Mis intransigentes experiencias son un álbum de aventuras carcomido por termitas en el armario de la conciencia, cada vez más vintage con el paso de los días: mueble del salón secreto de una moral única donde habitan memorias que adolecen mientras maduran. Juzgar mi naturaleza es sencillamente necio.
El papel no es otra cosa que un oasis de sosiego después del mundo y su desierto de sentido. Anécdotas promiscuas son fragmentos de una oda a la pasión que se hizo néctar mientras pervivían los sueños al suspirar por la respiración ajena.
Con los años entendí que el amor finalmente se hacía en el cuaderno: fugaz, profundo, intenso; lo que ahora existe solo porque puedo leerlo.
La creación no será nunca un exceso. Hice tantos poemas como emociones se hicieron carne al saberme habitante y soberana de mi propio cuerpo. Sonreí con tantos rostros que entrené respuestas amables hasta en los peores momentos. Aprendí a contemplar con asombro nuevas miradas que, mientras exista, seguiré descubriendo, haciendo de la tristeza una musa y del dolor un instante bohemio.

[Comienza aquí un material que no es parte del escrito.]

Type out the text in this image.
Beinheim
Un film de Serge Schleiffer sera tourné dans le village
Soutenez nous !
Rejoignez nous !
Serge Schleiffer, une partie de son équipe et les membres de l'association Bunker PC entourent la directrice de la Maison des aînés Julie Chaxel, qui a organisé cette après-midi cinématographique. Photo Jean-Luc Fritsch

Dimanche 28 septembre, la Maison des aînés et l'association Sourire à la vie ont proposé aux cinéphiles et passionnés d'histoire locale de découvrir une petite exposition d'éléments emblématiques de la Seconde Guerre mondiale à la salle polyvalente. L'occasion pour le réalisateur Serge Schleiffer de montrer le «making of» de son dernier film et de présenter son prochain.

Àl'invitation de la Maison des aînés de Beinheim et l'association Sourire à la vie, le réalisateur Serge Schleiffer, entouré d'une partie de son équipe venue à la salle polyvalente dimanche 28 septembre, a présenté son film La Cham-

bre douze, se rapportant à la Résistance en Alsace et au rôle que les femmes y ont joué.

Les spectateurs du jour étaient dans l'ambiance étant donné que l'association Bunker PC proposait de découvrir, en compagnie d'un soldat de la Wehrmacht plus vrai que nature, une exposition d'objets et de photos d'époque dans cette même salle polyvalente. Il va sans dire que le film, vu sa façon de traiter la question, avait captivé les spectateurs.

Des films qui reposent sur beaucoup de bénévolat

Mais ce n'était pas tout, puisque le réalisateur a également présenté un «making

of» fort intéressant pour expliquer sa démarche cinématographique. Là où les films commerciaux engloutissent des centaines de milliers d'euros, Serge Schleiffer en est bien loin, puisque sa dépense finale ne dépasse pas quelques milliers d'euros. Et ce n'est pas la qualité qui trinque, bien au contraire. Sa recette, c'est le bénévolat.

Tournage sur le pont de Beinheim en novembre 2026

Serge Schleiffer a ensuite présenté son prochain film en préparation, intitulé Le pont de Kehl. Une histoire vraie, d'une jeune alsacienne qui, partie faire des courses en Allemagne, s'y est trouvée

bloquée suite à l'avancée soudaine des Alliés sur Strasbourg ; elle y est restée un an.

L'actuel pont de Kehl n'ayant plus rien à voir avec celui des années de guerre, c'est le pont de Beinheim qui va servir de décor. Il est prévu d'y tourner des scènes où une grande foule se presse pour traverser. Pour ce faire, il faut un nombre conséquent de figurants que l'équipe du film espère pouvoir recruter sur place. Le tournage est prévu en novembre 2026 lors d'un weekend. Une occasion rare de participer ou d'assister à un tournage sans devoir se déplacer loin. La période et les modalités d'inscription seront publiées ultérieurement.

¿Qué reemplazará la descarga de las entrañas en el texto? Las sábanas intactas carecen de contexto. Una obra solo es maestra cuando convierte al autor en maestro. Putamente talentosa es la condición humana cuando se expone, dotando de belleza el horror, la miseria y el sufrimiento.
Entre mis piernas sucumbe el miedo a edificar imperios con mi boca. Todo lo que existe fue alguna vez la creencia en un manifiesto.
LIBERTAD es una mujer que arde en su fuego.